Diet, diet, diet... And why not? After all, ‘Large’ people are unpleasant to look at and take up two seats on public transport.

But is that really any reason to ostracise them?

Well, as far as I’m concerned, for me it’s never been a question of size.

The term ‘fat’ only really applies to people of the following bent: Any man, woman or child who, out of sheer laziness, occupies a sofa for more than eight hours a day, stuffs pizzas, burgers, fries, cola and Mars bars (profiteroles if they come from North Oxford) into increasingly gorged faces, and for whom exercise is a stagger to the toilet (and then only for solids).

These then are ‘fat’ people. Unashamedly so. Their behaviour defines their size. But for almost everyone else, size should be an irrelevance.

I’m painfully thin (understand – not slim but thin) yet moronically there’s no social stigma attached to this.

However, if I were to put on weight, even a little – and trust me, this WOULD be healthy – I bet my salary friends and colleagues would ‘oink!’ as I walked past.

Now, as far as I can tell, 95 per cent of us aren’t bothered about weight in others; just ourselves.

I mention this only because newspapers and magazines, as they always do at this time of year, are furiously touting diets and fitness regimes that guarantee to deliver the kind of bodies a Playboy centrespread would doubtless be proud of.

Yet as far as I know, the vast majority of men couldn’t give two monkeys about whether their wives or girlfriends are a size 8 or 16 – truth is, they’re just grateful that ANYONE finds them attractive.
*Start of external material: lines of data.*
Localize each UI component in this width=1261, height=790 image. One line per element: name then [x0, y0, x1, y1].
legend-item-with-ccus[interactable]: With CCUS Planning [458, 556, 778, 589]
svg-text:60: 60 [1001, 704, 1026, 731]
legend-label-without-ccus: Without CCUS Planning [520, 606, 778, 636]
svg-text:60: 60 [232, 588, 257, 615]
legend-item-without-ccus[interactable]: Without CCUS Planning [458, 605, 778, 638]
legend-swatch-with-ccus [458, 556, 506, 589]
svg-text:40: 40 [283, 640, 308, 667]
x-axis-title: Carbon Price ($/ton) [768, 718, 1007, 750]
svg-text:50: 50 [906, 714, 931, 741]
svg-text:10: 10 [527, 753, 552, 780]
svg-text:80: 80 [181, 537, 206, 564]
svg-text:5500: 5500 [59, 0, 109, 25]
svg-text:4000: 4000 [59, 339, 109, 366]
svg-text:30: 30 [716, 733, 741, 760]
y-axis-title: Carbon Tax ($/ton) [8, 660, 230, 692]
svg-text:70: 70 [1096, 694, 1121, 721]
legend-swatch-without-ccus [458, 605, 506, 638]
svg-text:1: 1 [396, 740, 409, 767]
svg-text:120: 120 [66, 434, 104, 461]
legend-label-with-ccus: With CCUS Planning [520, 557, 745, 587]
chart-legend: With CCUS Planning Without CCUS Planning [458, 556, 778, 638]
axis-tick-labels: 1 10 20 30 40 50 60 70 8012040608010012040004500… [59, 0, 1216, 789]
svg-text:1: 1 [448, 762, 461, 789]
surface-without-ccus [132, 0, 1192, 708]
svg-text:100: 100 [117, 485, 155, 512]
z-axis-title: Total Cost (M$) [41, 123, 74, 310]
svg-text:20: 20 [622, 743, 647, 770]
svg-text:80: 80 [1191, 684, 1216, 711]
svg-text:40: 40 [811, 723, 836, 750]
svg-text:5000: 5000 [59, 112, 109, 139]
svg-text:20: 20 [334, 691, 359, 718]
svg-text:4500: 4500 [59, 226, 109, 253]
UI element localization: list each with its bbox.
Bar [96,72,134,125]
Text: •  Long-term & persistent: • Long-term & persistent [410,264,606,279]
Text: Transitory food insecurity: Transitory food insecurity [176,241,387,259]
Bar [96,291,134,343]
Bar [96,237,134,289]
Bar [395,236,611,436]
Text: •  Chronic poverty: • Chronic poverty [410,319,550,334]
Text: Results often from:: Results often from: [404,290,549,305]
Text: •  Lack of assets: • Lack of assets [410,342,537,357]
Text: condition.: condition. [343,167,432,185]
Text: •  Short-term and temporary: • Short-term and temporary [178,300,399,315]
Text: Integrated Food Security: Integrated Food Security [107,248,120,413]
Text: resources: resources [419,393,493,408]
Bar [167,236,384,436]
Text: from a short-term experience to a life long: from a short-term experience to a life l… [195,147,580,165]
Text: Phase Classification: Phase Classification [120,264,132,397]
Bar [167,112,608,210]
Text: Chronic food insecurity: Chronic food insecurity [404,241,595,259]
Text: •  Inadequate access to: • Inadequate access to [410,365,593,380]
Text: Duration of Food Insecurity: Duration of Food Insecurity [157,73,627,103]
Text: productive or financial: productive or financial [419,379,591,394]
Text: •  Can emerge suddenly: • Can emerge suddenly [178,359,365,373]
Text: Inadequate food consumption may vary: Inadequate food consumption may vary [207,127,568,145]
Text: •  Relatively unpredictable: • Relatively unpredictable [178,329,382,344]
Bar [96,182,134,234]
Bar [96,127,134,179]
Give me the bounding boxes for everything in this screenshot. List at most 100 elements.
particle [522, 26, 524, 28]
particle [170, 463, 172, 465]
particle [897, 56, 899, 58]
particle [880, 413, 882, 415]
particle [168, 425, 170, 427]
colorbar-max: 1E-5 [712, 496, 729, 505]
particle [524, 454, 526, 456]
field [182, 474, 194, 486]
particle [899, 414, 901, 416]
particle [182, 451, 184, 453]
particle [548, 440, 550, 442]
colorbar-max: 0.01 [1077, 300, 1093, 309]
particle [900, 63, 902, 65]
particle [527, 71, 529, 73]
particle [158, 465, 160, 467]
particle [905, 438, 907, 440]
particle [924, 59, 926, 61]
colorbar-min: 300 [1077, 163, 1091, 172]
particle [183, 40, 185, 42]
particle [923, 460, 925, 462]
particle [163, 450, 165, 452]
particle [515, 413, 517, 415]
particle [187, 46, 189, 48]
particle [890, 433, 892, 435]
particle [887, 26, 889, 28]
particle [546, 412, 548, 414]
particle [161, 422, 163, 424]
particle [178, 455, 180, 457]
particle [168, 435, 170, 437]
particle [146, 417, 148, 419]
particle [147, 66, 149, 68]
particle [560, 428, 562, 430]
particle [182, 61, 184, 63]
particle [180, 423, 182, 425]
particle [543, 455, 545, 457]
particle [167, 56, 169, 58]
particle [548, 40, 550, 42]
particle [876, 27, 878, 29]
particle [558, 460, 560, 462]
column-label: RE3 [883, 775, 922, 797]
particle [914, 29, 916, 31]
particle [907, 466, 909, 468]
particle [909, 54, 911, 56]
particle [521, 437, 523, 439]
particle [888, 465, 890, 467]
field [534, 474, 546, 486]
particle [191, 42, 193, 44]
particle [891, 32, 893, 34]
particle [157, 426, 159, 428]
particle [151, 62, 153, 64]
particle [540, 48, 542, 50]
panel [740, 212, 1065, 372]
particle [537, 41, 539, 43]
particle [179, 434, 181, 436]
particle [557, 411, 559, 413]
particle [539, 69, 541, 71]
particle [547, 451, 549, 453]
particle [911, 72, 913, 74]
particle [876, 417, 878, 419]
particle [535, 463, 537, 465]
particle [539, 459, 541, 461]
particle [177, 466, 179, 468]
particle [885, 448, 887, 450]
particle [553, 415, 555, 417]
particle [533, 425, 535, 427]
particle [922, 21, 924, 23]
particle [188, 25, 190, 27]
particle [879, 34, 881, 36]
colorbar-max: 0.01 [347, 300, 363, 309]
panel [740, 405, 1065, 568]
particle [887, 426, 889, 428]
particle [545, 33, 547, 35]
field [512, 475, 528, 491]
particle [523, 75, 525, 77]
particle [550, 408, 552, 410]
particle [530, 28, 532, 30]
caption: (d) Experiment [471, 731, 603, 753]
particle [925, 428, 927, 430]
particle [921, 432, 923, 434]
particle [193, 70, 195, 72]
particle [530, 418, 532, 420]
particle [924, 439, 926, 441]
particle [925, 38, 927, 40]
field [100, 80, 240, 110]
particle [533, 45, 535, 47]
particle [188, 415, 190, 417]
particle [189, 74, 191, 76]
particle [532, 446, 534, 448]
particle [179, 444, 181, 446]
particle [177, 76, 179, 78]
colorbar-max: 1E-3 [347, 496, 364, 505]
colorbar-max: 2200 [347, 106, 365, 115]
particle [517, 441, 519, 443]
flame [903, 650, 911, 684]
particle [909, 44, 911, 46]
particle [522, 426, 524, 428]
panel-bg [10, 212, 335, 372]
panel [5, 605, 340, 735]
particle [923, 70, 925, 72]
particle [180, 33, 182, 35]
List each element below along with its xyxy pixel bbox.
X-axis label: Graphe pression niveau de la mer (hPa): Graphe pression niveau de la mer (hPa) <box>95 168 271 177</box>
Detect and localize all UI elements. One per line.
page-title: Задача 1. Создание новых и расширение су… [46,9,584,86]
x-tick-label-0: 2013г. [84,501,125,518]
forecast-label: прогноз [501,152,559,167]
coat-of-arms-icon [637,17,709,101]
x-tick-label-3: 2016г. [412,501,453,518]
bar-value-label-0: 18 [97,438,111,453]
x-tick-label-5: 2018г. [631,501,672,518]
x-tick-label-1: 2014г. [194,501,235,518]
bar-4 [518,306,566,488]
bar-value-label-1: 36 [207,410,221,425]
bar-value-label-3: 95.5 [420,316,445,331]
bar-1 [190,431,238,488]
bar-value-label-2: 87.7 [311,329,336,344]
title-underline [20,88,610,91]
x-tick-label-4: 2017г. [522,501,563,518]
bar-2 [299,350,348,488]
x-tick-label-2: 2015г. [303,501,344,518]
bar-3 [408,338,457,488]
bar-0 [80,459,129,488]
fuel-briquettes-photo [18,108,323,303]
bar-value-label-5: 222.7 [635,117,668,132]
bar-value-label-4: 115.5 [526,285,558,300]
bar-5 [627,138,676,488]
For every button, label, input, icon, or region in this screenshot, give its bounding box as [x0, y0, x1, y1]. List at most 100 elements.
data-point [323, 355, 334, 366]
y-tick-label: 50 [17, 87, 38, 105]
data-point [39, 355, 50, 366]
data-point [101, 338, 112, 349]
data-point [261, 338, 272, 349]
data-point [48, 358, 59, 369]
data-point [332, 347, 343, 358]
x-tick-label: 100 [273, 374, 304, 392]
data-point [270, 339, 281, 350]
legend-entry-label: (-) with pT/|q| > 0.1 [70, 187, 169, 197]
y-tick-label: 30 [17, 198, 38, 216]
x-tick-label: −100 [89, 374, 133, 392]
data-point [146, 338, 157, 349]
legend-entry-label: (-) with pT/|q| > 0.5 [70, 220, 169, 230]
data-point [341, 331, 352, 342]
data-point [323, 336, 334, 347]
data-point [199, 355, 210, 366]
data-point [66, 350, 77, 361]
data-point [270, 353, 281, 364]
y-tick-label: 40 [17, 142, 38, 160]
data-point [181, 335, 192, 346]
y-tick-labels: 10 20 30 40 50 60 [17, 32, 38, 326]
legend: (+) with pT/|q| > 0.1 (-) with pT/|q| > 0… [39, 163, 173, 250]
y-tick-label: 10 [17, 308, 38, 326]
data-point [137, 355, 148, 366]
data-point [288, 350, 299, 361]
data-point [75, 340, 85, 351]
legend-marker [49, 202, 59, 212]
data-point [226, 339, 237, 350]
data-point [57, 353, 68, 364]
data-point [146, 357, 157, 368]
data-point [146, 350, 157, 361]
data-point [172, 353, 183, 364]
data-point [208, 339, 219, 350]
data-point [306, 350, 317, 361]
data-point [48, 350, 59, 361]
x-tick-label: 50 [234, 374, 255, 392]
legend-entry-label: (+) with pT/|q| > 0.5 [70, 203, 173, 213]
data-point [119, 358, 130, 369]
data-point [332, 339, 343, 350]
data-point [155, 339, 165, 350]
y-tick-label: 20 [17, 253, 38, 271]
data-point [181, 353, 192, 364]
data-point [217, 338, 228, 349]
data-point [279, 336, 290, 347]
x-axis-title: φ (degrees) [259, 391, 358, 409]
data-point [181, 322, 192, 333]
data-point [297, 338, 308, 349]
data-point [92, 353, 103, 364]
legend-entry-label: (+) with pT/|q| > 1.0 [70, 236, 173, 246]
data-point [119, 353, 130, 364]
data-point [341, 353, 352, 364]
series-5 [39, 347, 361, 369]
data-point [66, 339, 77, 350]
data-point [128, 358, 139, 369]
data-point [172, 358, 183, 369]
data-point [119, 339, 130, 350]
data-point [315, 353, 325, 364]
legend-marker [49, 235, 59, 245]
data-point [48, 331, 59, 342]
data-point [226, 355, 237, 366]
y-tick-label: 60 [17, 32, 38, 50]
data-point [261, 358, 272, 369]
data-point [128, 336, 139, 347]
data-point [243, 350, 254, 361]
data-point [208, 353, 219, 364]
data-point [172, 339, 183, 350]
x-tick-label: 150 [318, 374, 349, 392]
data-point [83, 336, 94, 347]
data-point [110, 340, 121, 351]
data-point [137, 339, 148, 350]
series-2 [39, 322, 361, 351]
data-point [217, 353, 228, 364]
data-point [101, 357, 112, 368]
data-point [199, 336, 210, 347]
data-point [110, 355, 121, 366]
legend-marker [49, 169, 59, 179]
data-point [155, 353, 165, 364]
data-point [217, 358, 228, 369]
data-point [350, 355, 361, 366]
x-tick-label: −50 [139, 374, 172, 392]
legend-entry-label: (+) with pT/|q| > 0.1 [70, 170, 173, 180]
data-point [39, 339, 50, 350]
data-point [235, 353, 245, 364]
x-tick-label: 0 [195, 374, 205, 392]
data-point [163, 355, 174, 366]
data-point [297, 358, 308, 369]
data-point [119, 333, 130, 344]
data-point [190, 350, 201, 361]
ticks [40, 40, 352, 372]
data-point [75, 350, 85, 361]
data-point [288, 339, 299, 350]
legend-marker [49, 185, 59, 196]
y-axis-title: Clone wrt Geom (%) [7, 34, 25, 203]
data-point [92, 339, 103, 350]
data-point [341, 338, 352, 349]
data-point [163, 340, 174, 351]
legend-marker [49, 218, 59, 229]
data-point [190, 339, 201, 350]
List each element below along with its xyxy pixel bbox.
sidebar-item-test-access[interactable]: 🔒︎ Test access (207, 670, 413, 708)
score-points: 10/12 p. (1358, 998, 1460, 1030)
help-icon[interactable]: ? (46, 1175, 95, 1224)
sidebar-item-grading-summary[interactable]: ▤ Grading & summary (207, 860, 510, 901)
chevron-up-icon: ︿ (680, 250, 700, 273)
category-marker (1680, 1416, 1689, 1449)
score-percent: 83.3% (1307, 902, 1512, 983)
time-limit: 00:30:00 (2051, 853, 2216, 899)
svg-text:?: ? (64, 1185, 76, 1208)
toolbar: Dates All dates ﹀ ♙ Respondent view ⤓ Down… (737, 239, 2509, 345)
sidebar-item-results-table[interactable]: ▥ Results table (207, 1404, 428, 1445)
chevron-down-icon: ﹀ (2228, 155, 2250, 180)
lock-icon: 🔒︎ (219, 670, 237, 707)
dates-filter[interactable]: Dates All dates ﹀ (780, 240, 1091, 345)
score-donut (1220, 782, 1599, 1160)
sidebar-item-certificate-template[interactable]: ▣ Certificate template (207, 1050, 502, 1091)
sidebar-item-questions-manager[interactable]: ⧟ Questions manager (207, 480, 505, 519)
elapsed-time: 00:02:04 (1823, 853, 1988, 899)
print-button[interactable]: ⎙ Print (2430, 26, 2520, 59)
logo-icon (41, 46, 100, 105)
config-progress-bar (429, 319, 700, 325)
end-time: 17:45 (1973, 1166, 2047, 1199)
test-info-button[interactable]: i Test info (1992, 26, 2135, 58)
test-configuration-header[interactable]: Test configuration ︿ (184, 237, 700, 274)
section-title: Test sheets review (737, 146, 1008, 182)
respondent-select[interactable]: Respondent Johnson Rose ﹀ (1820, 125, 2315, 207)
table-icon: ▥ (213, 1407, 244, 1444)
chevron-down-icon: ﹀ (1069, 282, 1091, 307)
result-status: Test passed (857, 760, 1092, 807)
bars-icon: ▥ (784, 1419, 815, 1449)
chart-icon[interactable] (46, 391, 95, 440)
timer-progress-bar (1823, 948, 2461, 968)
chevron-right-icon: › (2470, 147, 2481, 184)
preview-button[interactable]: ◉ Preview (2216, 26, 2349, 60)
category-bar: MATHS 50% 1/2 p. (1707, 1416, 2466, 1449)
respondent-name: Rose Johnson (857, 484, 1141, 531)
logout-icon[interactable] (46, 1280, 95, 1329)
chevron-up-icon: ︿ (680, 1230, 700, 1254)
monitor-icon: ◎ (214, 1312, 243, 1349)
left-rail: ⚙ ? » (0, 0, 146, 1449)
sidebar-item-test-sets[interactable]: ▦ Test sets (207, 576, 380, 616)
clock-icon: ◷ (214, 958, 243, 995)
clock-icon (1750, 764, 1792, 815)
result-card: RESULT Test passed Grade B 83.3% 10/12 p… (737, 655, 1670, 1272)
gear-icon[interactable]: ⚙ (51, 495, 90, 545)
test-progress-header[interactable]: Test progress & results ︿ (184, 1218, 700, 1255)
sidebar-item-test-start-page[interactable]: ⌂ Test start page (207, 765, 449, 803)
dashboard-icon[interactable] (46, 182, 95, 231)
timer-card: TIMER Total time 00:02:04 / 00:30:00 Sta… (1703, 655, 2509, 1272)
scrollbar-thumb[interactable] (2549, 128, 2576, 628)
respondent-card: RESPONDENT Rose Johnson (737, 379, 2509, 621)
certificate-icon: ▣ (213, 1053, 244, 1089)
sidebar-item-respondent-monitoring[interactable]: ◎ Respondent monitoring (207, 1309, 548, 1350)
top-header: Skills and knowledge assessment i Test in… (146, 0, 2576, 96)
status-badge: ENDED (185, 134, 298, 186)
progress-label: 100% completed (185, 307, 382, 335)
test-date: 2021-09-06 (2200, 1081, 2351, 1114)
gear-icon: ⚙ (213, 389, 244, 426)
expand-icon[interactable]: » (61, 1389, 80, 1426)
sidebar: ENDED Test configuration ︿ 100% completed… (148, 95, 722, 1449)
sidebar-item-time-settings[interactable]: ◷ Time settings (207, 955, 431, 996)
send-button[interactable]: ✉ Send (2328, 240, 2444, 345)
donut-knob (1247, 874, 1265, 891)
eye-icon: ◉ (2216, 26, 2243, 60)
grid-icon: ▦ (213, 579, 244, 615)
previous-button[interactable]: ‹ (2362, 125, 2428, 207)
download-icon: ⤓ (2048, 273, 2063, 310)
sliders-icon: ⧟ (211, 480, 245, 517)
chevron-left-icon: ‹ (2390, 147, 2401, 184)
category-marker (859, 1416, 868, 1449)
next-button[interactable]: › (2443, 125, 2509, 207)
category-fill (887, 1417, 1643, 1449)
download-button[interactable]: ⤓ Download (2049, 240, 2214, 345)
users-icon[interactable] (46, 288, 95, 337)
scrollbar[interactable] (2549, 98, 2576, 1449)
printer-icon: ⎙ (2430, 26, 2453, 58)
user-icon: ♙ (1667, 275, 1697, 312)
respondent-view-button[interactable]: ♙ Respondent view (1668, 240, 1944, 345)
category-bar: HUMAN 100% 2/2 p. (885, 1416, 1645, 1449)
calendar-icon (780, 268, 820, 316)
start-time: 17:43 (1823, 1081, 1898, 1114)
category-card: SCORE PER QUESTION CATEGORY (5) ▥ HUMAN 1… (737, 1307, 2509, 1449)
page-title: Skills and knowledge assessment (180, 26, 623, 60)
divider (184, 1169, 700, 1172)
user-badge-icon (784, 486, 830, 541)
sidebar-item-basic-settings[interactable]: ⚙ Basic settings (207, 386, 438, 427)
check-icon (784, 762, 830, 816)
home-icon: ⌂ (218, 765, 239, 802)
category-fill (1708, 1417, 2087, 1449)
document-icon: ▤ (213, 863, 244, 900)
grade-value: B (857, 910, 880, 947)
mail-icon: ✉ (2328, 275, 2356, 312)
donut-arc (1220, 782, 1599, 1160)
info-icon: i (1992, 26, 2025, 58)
Indeed, I don’t know of any man who has ended a relationship because his girlfriend/wife has gained an extra fold or 10.

It just doesn’t happen.

And good on actor Pierce Brosnan who, when asked last year about his wife’s weight gain, responded curtly: “And I love every inch of her”.

Well why wouldn’t he?

Plus, isn’t it interesting that men’s and lads magazines rarely, if ever, carp on about weight.

Sure, no-one’s denying they print pictures of scantily-clad women in sexually provocative poses, but regularly these ‘models’ are far from being pencil slim.

Women’s magazines on the other hand, while constantly banging on about how ‘we should see the person, not the body’, actually do little to reassure their readers, deliberately stuffing their journals full of Audrey Hepburn and Kate Moss lookalikes (no double standards there then?).

Fortunately (speaking of course as a man), men have, historically, been more relaxed about their weight, although in the last five years, sexual equality has finally caught up with us too, and we are at last beginning to understand just how it must feel to be a woman.

And make no mistake, it’s been something of a wake-up call; finding oneself judged according to whether you sport a washboard stomach or not has come as something of a shock.

The point being that ‘fat’ on its own isn’t ugly or unattractive; just when it’s accompanied by behaviour which accentuates and feeds our perceptions of just what ‘fat’ is.

Which is sitting in front of Emmerdale with a Kentucky family bucket on our laps.

Make mine a ‘Large’ please (and yes, I find comedienne Jo Brand incredibly sexy).